Second, as I think you would prefer, means completely changing the beginning, and some of the later parts. The reader has no idea how old the characters are, but somehow Dakota repeatedly forgets Jace, and his appearance changes. My suggestion is to have all of her encounters with Jace happen in her elementary years within three years. Then the discovery of the Frost family can happen -- make sure it's clear why the Frosts have to be secretive. You could draw out the time they're together for character building, or you could give a chapter or two of character building for Dakota specifically. Avoid using memories because it's really hard to fit them naturally in a narrative, especially she turned the memory of him into make-believe (do you ever fantasize about your imaginary friend(s) from childhood?).

Something to remember while writing is your "emotional center" character. Who is going through a major change during the story? For example, Harry Potter starts as a normal-ish child with a difficult background. He makes some friends and starts to see a value in himself. By the end of the series he has matured and conquered his inner demons. An emotional center can go through this change as a simple growing-up story, or by experiencing things that shape the change. In this case, Harry is shaped into a hero rather than a normal-ish adult. In your story (I think), Dakota is shaped into a good friend instead of a lonely college student. Note: All characters and even people go through story-arcs, so don't be afraid for Jace or any other character to show change.

Wow, I've been going on for a while. I hope something helps you or anyone else reading this so it doesn't turn out that I'm crazy. lol! If there's anything else I can do to help you, just let me know. I'll gladly sit down with you and discuss editing. For now, I will close with a few specific complaints from my notes. Don't forget, these come from wanting you to succeed!

Sadness and Comfort - Why is she dating someone else? Us readers know nothing about her life. Also, how old is she? Jace's line about secrets makes no sense.

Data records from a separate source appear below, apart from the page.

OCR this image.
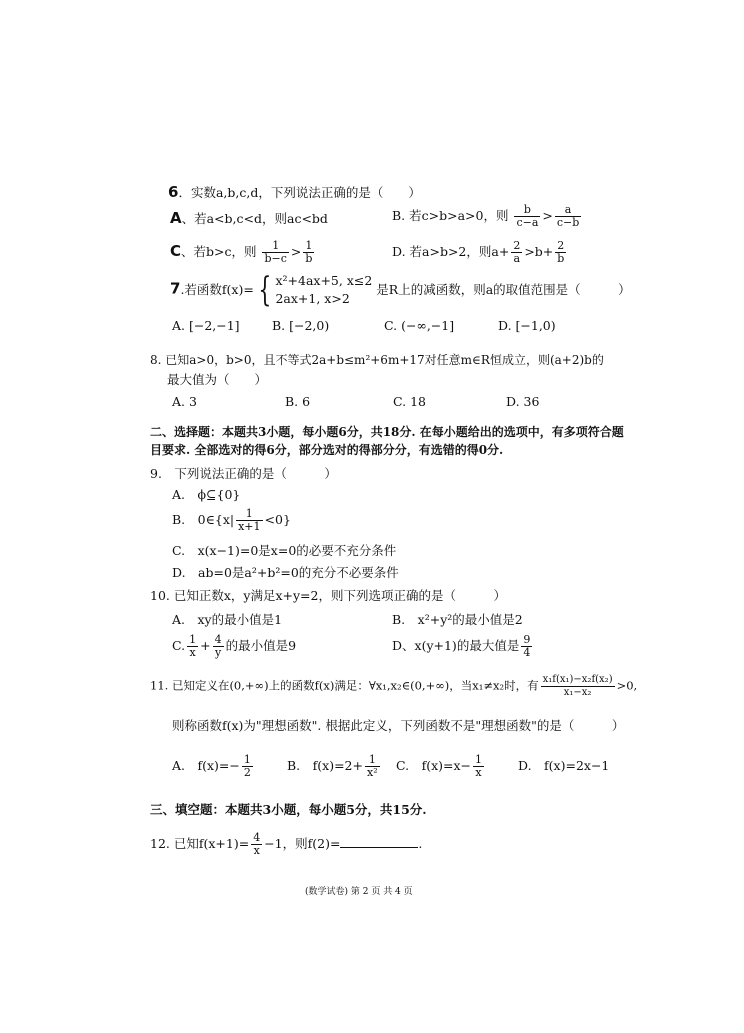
6．实数a,b,c,d，下列说法正确的是（　　）
A、若a<b,c<d，则ac<bd	B. 若c>b>a>0，则 $\frac{b}{c-a} > \frac{a}{c-b}$
C、若b>c，则 $\frac{1}{b-c} > \frac{1}{b}$	D. 若a>b>2，则$a+ \frac{2}{a} >b+ \frac{2}{b}$
7.若函数f(x)= { x²+4ax+5, x≤2
2ax+1, x>2
是R上的减函数，则a的取值范围是（　　　）
A. [−2,−1]	B. [−2,0)	C. (−∞,−1]	D. [−1,0)
8. 已知a>0，b>0，且不等式2a+b≤m²+6m+17对任意m∈R恒成立，则(a+2)b的
最大值为（　　）
A. 3	B. 6	C. 18	D. 36
二、选择题：本题共3小题，每小题6分，共18分. 在每小题给出的选项中，有多项符合题
目要求. 全部选对的得6分，部分选对的得部分分，有选错的得0分.
9.　下列说法正确的是（　　　）
A.　ϕ⊆{0}
B.　0∈{x| $\frac{1}{x+1} <0$}
C.　x(x−1)=0是x=0的必要不充分条件
D.　ab=0是a²+b²=0的充分不必要条件
10. 已知正数x，y满足x+y=2，则下列选项正确的是（　　　）
A.　xy的最小值是1	B.　x²+y²的最小值是2
C. $\frac{1}{x} + \frac{4}{y}$ 的最小值是9	D、x(y+1)的最大值是 $\frac{9}{4}$
11. 已知定义在(0,+∞)上的函数f(x)满足：∀x₁,x₂∈(0,+∞)，当x₁≠x₂时，有 $\frac{\text{x₁f(x₁)−x₂f(x₂)}}{\text{x₁−x₂}} >0$,
则称函数f(x)为"理想函数". 根据此定义，下列函数不是"理想函数"的是（　　　）
A.　$f(x)=- \frac{1}{2}$	B.　$f(x)=2+ \frac{1}{\text{x²}} C$.　$f(x)=x- \frac{1}{x}$	D.　f(x)=2x−1
三、填空题：本题共3小题，每小题5分，共15分.
12. 已知$f(x+1)= \frac{4}{x} -1$，则f(2)=	.
(数学试卷) 第 2 页 共 4 页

Just Across the Pond - Why was she scared? Why did he fall in the lake instead of making ice to walk on? Then he tells us all the stuff we just read...

The Warning Storm seems (to me) like Jace is about to shower her with love snow, so then the warning itself happens to slowly.

Powerless - Jace tells about abuse instead of foreshadowing and showing us in earlier scenes.

A Golden Opportunity - Cutting open his gut that much would kill him. Even if she got back in time, he would have lost too much blood to be able to recover. (I think. I'm not a doctor.) She should not have a friend named Jess because it's too confusing with the other J names. Chessa is too similar also.

Tear-Stained Hugs - She forgot about Jason way too easily. Jace shouldn't call it a "freak" storm because he knew his mother was in control of it. Actually, this whole chapter makes little sense because it doesn't fit the tone of the moment.

A Moment in the Hay - Jace understands, accepts, and tells Jason about his condition way too fast. Also, he shouldn't have been helping with the blankets without questioning the action. He has no reason to not ask "What's wrong with my brother? Why is he so warm?" and other such desperate questions.

And that's all. =( I wants some more!